Age-Related Macular Degeneration
Macular degeneration is the leading cause of irreversible vision loss in elderly Americans. It is more common in people of northern European ancestry. It tends to run in families. It is a progressive condition associated with aging. The macula is the central specialized area of the retina associated with color vision and reading. Macular degeneration does not affect peripheral vision and does not lead to total loss of vision. In its advanced forms it can make it difficult to read and impossible to drive. It always affects both eyes. There is no cure.
Most macular degeneration is classified as the dry form. This label means that there is no associated bleeding or leakage in the macula. The main symptoms are blurred vision or blind spots in the vision. These symptoms are slowly progressive and can ultimately lead to legal blindness. The only proven treatment is a combination of vitamins called the AREDS 2 formula. This treatment has been shown to reduce the rate of vision loss. Current research is focused on slowing or stopping the progression of the disease and vision loss.
About 10-20% of macular degeneration is classified as the wet form. In this form there is often a rapid onset of distortion and blurring of the vision in one eye due to leakage or bleeding in the macula. If diagnosed early, currently available drugs are quite effective in maintaining or improving vision when injected into the eye.

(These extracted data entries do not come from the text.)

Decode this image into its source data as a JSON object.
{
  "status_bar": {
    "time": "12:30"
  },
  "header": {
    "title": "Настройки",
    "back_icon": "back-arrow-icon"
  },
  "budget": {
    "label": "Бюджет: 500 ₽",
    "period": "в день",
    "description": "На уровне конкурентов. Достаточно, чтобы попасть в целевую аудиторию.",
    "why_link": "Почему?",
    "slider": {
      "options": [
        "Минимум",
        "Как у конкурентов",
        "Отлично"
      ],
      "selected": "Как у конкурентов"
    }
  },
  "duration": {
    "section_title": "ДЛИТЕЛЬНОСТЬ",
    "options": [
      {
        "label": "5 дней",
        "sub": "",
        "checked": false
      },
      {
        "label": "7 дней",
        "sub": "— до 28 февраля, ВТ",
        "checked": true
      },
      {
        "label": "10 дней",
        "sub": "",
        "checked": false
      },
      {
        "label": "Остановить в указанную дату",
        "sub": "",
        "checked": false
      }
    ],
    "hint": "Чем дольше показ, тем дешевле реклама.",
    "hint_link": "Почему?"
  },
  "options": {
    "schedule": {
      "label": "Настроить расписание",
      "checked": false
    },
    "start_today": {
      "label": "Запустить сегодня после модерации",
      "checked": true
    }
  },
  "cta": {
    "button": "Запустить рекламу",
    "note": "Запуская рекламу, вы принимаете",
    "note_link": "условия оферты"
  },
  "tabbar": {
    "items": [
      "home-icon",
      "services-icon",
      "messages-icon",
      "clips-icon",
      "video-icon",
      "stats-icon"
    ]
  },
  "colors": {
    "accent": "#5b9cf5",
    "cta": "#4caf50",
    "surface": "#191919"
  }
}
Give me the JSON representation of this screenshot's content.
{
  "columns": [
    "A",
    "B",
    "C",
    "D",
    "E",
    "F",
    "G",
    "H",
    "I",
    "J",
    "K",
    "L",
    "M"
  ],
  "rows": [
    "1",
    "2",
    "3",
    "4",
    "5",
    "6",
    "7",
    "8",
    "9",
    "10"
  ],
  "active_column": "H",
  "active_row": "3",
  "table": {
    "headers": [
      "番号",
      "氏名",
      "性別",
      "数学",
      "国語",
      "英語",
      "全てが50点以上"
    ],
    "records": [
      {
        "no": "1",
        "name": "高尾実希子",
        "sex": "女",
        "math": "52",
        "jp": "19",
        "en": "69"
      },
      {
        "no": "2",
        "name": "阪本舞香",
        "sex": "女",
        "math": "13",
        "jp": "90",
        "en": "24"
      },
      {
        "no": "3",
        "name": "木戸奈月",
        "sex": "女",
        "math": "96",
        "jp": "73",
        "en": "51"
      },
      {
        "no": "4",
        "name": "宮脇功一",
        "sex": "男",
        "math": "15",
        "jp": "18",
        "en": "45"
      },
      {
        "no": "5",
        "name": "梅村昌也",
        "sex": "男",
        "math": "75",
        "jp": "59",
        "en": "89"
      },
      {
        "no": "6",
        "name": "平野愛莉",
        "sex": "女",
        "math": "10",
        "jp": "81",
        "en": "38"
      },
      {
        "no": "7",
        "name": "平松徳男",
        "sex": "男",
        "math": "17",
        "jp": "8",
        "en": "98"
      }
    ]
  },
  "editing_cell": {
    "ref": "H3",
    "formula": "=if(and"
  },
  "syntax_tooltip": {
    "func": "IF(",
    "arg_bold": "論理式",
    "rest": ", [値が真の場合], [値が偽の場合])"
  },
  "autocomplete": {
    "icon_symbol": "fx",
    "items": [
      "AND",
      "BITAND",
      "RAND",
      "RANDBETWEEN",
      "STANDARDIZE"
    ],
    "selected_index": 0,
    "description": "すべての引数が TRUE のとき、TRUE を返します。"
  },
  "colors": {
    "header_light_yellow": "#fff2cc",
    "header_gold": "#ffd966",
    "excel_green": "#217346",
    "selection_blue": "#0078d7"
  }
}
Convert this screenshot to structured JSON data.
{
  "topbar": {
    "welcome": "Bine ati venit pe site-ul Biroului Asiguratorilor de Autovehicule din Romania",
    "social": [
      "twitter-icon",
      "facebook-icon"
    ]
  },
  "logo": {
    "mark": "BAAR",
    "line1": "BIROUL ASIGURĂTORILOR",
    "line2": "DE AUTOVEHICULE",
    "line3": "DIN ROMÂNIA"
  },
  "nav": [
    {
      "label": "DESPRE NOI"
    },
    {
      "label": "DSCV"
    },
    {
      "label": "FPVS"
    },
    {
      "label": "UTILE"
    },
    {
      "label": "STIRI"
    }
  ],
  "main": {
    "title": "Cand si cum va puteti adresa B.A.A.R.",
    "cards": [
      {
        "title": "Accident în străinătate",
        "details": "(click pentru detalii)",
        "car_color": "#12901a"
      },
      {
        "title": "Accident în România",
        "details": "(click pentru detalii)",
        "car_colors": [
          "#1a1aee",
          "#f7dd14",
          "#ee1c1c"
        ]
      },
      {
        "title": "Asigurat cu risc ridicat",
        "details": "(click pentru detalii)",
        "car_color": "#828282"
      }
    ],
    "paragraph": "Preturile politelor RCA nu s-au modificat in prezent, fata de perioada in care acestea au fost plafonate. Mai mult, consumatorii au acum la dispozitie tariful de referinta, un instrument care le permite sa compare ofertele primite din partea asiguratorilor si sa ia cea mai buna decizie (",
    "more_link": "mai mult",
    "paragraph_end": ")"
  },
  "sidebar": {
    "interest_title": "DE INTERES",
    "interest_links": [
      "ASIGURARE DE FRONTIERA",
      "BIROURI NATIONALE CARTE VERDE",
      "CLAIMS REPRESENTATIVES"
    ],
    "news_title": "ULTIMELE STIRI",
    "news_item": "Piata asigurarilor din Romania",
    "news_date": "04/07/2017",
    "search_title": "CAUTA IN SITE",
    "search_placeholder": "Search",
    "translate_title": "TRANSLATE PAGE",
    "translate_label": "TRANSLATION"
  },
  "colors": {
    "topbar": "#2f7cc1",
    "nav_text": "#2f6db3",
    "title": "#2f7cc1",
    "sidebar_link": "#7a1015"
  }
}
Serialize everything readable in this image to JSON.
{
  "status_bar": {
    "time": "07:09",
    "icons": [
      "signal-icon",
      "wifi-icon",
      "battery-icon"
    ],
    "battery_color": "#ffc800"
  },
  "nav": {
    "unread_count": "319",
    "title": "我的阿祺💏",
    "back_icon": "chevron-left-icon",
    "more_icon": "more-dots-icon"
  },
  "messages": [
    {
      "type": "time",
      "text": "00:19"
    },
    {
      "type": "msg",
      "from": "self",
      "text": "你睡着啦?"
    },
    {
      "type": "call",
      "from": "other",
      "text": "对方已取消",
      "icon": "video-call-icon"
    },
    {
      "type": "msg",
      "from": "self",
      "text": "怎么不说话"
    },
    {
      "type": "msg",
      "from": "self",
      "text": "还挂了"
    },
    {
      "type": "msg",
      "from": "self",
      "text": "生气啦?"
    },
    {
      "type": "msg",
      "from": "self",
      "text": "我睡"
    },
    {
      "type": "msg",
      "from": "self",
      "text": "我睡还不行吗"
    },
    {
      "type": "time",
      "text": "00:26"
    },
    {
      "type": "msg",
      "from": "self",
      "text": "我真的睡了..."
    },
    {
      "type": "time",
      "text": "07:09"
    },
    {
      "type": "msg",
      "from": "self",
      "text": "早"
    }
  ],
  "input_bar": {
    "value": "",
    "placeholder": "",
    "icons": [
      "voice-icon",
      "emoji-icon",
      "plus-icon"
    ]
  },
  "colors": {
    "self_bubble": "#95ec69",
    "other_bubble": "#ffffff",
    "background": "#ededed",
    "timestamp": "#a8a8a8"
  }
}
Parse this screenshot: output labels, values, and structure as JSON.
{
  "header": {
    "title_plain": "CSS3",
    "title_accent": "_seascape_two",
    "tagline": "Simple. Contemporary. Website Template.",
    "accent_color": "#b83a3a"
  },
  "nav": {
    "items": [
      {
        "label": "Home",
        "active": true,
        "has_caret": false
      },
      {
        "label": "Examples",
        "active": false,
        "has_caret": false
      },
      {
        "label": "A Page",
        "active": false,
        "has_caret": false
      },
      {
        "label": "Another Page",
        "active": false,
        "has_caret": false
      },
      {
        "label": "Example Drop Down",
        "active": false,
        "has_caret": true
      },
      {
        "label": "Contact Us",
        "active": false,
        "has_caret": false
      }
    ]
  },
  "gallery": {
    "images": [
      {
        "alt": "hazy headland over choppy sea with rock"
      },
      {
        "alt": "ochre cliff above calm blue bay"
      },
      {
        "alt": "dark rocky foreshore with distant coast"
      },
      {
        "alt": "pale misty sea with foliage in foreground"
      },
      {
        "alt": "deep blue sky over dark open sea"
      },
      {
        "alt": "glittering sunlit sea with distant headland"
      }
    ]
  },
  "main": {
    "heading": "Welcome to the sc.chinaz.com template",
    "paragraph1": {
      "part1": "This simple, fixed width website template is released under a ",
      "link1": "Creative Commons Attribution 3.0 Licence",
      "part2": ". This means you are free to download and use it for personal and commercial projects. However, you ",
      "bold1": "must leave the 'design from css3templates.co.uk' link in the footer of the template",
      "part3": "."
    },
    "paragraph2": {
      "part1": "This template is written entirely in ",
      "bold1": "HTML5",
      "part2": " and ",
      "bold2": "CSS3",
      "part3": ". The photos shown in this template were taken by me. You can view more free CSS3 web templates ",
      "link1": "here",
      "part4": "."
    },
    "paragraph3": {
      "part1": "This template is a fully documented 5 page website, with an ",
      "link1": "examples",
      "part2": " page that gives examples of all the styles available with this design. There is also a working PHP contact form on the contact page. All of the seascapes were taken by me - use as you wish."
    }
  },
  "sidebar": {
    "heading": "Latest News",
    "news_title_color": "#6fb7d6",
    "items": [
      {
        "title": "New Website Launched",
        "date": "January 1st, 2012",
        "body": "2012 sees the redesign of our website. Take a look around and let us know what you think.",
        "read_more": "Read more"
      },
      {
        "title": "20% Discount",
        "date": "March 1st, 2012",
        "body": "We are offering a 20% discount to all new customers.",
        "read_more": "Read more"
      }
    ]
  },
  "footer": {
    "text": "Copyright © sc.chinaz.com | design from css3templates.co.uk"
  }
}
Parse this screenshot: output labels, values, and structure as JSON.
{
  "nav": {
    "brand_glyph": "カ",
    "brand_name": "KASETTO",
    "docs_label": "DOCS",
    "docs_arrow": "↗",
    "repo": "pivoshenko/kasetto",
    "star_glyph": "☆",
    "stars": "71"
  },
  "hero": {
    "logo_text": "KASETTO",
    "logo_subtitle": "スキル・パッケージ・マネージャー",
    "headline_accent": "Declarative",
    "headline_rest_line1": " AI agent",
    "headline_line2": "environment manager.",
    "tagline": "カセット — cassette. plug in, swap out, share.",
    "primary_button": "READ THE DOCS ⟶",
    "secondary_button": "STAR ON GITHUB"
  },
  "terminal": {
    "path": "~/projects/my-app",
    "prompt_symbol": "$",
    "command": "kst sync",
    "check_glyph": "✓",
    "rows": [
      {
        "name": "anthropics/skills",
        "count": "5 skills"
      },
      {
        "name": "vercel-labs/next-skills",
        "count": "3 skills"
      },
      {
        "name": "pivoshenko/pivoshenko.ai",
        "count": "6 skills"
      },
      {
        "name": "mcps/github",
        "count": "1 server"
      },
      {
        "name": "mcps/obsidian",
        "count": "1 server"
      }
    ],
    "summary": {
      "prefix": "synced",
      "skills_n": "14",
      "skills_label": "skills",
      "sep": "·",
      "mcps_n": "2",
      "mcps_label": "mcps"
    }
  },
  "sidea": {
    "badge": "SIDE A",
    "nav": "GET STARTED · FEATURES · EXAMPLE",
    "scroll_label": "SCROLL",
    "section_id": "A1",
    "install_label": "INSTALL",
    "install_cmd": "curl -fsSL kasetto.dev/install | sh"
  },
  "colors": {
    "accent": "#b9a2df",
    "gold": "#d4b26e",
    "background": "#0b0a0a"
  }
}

These treatments are not a cure and must be continued indefinitely to maintain vision. When one eye progresses to the wet form of the disease there is an increased risk of about 10% annually for the other to develop the same condition. Current research is aimed at reducing the number of treatments and improving vision.
Diabetic Retinopathy and Diabetic Macular Edema
Diabetic retinopathy is the leading cause of vision loss in working age Americans. It is a common cause of permanent visual impairment in middle age. It is a complication of diabetes. The risk of developing it is related to length of diabetes and poor diabetic control. The diagnosis of diabetic retinopathy increases the risk for developing the other complications of diabetes, in particular diabetic neuropathy and diabetic kidney disease. Diabetes type two tends to run in families. Sometimes the diagnosis of diabetic retinopathy is the first sign of diabetes. There is no cure for diabetic retinopathy.
The first stage of diabetic retinopathy is called non-proliferative diabetic retinopathy. It can be asymptomatic and is most commonly found on a routine retinal exam. Diabetes damages the fragile blood vessels in the retina leading to hemorrhages and leakage. Current treatments can reduce the blood vessel damage when the drugs are injected into the eye. Current research is directed at developing longer lasting drugs.
Chronic leakage of the blood vessels can lead to diabetic macular edema. This is the leading cause of vision loss from diabetic retinopathy. It causes a progressive blurring of the vision that is not correctable with glasses. This can be successfully treated with current drugs about 60% of the time. Current drugs are injected into the eye on a monthly basis as needed. It is commonly bilateral, but may not affect both eyes at the same time. Current research is directed at developing more effective treatments.
The most advanced stage of diabetic retinopathy is called proliferative diabetic retinopathy. This form of retinopathy is associated with the growth of abnormal blood vessels in the retina. It is associated with a high risk of sudden vision loss due to bleeding into the vitreous or retinal detachment. Current treatments are effective at stopping the bleeding. The treatments include drugs that are injected into the eye monthly and laser surgery. Retinal detachments are treated with surgery. Current research is directed at developing longer lasting drugs.
Retinal Vein Occlusions
Retinal vein occlusions are the third most common retinal disease leading to loss of vision. They are associated with aging of the blood vessels. This can be exacerbated by hypertension and diabetes. Glaucoma is also a risk factor. Current treatments are successful in improving vision about 75% of the time. The treatments include drugs that are injected into the eye and laser surgery. Current research is directed at developing more effective and longer lasting drugs.
Macular telangiectasia type 2 is a rare congenital retinal disease that usually manifests itself in young adults or middle age. It can lead to blurred vision in one or both eyes. There is currently no treatment.